Je reviens une dernière fois sur les barrières: c'est une sélection et qui n'est pas forcément liée non plus à la motivation mais aux possibles pour la personne qu'il y ait des blocages physiques (ma superviseuse est au deuxième étage sans ascenseur pour une personne a mobilité réduite ça va être difficile ou impossible d'aller la voir), psychologiques (phobies notamment sociales ou agoraphobies, estime de soi et culpabilité: est-ce que j'ai le droit d'aller mieux, d'être heureux, de me soigner?), cognitifs (se rappeler d'un rendez-vous, avoir la sensation de représentation temporelle), le fait d'être engagé, motivé n'est qu'une des nombreuses facettes, qu'une des nombreuses barrières à franchir.

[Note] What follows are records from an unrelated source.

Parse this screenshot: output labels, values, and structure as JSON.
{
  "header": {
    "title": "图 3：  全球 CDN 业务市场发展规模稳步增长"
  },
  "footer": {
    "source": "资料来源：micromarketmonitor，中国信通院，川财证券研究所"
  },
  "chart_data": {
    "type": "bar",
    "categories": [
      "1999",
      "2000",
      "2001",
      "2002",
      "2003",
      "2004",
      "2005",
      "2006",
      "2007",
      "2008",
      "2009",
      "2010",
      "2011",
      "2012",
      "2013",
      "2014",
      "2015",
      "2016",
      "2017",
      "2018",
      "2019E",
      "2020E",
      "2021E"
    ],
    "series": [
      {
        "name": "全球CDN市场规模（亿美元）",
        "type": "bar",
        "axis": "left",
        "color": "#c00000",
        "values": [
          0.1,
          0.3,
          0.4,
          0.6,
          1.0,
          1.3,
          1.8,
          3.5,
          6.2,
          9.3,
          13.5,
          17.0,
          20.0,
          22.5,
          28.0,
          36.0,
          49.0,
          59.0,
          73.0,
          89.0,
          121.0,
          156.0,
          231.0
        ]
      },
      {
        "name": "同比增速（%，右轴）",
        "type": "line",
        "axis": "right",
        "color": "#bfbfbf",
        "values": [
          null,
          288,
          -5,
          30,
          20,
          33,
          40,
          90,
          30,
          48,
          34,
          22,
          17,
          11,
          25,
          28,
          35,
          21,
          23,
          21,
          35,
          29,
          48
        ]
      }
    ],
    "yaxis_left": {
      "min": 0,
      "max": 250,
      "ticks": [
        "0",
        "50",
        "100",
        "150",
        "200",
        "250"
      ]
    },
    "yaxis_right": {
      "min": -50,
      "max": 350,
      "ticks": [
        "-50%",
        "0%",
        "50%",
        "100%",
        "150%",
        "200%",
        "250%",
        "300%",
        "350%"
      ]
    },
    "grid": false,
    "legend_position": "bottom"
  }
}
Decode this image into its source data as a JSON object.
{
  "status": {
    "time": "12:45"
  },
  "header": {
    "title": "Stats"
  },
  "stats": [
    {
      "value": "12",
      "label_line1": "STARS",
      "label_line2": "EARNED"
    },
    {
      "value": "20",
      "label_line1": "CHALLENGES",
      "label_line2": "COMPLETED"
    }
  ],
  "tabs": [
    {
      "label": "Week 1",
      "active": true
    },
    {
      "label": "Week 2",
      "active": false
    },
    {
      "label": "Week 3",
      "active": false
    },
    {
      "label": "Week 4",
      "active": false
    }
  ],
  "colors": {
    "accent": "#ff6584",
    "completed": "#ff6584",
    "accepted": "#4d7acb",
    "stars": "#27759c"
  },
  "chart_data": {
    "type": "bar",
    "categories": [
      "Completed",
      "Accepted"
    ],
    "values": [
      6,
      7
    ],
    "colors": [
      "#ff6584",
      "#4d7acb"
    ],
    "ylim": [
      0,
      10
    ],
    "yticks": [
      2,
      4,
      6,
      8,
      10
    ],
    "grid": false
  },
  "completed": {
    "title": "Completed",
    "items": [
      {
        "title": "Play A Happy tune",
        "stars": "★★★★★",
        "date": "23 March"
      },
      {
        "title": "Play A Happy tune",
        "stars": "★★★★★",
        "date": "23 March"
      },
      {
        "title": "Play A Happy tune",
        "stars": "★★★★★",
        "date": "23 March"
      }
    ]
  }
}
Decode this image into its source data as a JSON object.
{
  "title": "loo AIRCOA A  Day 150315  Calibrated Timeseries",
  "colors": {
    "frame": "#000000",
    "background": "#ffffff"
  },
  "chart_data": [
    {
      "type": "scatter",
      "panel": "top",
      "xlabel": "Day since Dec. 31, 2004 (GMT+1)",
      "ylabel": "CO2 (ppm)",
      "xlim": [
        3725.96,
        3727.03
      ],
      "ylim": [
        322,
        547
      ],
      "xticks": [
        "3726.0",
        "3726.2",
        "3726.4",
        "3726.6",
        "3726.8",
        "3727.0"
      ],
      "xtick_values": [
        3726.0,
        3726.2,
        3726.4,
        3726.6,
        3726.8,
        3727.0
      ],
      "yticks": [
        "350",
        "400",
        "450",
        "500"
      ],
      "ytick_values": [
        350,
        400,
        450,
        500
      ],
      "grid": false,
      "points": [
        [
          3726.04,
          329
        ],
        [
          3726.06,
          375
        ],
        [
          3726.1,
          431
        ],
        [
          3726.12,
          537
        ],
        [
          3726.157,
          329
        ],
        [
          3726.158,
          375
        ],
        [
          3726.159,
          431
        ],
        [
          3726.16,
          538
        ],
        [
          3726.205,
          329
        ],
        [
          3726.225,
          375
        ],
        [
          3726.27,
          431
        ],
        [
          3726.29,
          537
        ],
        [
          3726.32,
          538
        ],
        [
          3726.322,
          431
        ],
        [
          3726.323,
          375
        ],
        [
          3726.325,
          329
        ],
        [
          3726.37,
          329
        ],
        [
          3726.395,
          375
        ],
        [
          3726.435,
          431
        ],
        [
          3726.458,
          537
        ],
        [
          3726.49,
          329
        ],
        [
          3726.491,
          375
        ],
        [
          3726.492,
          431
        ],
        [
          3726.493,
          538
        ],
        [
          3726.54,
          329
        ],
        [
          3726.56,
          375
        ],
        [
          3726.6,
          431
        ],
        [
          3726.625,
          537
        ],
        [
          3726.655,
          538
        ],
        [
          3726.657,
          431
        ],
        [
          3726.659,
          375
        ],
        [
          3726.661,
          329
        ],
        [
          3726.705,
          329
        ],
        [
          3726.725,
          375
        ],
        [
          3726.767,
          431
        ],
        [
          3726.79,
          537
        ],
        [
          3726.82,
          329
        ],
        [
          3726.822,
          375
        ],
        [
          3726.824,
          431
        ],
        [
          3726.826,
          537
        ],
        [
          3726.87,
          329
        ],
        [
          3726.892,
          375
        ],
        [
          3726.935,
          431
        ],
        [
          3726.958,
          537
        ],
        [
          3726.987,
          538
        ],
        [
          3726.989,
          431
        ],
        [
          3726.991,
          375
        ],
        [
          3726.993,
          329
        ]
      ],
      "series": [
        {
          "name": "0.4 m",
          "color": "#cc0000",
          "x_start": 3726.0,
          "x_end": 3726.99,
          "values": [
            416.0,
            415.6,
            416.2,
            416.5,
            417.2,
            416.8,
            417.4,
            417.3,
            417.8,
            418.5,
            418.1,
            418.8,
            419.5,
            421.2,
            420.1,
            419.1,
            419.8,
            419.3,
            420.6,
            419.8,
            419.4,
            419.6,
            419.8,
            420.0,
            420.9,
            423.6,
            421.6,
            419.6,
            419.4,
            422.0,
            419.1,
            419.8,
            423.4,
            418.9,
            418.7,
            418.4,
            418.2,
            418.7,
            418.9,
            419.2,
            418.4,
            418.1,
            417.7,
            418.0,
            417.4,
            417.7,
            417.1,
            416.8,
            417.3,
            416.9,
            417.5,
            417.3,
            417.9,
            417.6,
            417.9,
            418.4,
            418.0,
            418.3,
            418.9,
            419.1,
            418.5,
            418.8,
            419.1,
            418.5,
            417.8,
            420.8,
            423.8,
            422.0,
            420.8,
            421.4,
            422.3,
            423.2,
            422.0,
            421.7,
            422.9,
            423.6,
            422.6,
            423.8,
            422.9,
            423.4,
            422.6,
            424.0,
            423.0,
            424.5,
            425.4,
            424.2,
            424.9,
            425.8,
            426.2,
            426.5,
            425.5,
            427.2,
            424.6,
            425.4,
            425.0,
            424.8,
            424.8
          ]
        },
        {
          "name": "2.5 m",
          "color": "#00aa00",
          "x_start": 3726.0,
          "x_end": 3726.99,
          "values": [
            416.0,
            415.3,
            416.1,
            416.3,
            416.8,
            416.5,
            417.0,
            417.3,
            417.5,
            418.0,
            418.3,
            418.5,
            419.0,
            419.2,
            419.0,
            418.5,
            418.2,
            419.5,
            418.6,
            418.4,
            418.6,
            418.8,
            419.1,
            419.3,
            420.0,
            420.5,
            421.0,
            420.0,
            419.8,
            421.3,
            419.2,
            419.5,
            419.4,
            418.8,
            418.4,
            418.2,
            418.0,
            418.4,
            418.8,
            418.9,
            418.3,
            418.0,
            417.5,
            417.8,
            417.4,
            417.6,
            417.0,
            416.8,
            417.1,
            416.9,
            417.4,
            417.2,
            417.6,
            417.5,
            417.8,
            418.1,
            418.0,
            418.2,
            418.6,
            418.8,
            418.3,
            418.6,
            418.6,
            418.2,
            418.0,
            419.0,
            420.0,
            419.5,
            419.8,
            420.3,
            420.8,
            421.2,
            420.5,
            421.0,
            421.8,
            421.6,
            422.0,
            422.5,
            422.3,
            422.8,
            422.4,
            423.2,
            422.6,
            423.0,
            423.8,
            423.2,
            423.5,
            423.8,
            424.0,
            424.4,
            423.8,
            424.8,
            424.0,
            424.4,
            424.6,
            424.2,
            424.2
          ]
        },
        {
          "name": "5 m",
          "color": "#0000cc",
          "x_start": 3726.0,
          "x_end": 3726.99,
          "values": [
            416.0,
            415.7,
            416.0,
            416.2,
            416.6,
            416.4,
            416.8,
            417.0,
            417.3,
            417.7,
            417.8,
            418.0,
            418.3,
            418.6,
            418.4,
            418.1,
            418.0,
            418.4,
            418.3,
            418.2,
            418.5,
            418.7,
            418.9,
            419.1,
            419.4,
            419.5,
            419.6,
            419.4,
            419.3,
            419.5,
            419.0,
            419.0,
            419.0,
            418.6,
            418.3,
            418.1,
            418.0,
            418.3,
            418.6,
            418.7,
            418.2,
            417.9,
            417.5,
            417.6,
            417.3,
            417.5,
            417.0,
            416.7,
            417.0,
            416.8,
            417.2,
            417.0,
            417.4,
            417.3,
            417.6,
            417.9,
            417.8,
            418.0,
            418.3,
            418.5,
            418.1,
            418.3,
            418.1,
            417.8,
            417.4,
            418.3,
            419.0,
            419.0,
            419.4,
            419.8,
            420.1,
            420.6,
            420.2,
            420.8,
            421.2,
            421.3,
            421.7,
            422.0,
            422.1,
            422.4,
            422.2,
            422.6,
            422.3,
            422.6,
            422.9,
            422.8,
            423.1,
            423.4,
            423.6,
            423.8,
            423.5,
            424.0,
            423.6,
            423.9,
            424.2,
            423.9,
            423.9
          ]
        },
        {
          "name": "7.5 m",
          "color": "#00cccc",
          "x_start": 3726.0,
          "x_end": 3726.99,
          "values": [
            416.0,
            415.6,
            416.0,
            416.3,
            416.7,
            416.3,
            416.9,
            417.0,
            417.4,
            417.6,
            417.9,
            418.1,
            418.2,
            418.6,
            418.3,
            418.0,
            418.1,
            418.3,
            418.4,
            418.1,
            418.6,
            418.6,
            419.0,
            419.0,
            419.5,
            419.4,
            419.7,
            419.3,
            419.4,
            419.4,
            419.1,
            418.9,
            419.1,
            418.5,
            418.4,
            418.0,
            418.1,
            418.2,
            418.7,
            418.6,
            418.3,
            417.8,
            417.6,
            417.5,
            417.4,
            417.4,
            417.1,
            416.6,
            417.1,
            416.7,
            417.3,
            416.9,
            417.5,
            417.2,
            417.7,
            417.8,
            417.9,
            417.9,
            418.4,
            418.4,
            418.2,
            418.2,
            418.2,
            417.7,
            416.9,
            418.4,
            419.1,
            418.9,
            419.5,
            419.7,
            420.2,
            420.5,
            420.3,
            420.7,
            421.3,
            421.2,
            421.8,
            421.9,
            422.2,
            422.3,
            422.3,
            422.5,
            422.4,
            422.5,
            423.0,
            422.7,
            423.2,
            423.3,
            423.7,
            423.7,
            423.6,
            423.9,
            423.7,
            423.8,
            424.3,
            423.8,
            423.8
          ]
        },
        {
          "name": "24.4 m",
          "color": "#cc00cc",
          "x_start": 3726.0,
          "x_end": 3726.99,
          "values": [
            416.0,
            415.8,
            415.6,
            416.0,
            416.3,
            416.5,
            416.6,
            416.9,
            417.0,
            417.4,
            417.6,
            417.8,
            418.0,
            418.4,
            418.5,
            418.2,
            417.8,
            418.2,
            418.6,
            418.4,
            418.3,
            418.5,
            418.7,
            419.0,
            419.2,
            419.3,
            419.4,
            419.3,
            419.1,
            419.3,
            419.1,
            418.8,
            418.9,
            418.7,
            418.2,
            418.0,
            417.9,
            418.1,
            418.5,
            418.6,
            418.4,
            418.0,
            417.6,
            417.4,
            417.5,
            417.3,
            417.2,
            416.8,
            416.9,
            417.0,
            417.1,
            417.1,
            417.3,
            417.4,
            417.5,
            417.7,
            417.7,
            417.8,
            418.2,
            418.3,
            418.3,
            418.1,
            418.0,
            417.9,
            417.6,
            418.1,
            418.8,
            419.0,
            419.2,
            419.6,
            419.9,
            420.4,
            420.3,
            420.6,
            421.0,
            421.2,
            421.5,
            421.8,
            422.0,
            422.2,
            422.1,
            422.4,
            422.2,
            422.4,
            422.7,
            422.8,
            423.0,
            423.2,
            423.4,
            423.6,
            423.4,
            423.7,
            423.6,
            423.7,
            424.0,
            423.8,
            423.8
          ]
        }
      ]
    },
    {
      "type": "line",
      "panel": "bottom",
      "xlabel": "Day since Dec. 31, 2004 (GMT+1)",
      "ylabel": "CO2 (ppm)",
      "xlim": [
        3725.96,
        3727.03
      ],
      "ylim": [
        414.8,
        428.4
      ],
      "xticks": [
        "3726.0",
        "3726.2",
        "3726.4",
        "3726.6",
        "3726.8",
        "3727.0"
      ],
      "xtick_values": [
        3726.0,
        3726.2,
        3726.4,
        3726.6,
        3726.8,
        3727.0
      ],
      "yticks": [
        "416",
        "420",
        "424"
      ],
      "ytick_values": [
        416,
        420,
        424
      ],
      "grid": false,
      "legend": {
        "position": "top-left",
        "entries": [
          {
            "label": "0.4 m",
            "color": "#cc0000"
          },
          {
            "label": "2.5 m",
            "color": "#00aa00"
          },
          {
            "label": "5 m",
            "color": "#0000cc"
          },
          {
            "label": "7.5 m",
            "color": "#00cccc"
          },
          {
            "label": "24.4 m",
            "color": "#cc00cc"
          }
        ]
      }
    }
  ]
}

Plutôt qu'"intéressée" j'aurai pu le formuler autrement en portant l'attention sur l'origine de la demande: en libéral la personne fait la démarche, c'est elle qui lance tout, qui se débrouille pour aller chercher une solution à son problème, en structure, ici en hôpital pour Moune, c'est quelque chose qui est proposé, la personne accepte ou refuse. Je fais faire une comparaison de la vie quotidienne: une personne a soif et elle va se chercher un verre d'eau, une personne va chez quelqu'un et on lui offre un verre d'eau (peut être qu'elle aura soif ou pas, peut être qu'elle acceptera le verre alors que d'elle même elle n'aurait pas encore fait la démarche d'aller se chercher à boire, mais peut être aussi qu'elle avait effectivement soif et est bien contente qu'on lui offre). Moune risque d'être confrontée plus souvent à des personnes qui ont moins soif que si elles avaient engagées elles même la recherche du verre d'eau, ce qui n'empêche pas que certaines aient soif. Si ma comparaison n'est pas claire, dites le moi j'essayerai de faire mieux.